Ainsi parla le roi, et ses guerriers se rangèrent autour de lui. Le vent siffle dans les cheveux touffus de Dumolach ; Leth se penche sur son bouclier d’airain, tout ridé de mille cicatrices ; Molo agite dans les airs sa lance étincelante ; la joie de la bataille est dans les yeux de Gormalon.

Nous cinglons à travers l’écume houleuse de l’Océan : les baleines effrayées plongent au fond de l’abîme, les îles fuient ; elles s’abaissent tour à tour derrière nous sous l’onde , et Duthona sort peu à peu devant nous du sein des flots.
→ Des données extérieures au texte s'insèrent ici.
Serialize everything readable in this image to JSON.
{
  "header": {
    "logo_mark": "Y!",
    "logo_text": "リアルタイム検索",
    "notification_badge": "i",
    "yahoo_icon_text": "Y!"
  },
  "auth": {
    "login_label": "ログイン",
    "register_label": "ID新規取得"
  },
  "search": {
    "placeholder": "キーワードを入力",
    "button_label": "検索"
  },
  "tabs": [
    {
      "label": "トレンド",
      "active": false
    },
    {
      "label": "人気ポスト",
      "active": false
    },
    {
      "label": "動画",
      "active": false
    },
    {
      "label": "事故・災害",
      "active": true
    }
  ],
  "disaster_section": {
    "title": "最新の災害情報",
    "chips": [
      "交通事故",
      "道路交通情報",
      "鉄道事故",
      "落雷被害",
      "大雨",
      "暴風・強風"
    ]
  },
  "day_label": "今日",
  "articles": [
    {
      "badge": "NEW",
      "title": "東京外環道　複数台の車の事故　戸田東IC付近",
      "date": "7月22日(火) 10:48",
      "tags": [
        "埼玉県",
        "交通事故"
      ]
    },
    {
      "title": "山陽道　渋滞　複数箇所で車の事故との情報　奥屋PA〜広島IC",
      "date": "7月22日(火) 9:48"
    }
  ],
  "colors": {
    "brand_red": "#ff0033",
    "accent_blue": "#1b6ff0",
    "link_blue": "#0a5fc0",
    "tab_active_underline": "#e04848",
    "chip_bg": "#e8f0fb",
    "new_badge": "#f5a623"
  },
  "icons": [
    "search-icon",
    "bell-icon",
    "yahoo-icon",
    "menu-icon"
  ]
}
Les vagues roulantes et élevées nous en dérobent de temps en temps la vue. « C’est la terre de Connar, dit Fingal, le pays de l’ami de mon peuple. »

La nuit descend ; le ciel est ténébreux ; le pilote cherche en vain de ses regards l’étoile qui nous guide ; il l’entrevoit quelquefois à travers le voile déchiré d’un nuage : mais l’ouverture se referme, et le flambeau de notre route se cache. « Les pas de la nuit sur l’abîme , dit Fingal, sont menaçants ; que notre vaisseau se repose au rivage jusqu’au retour de la lumière. »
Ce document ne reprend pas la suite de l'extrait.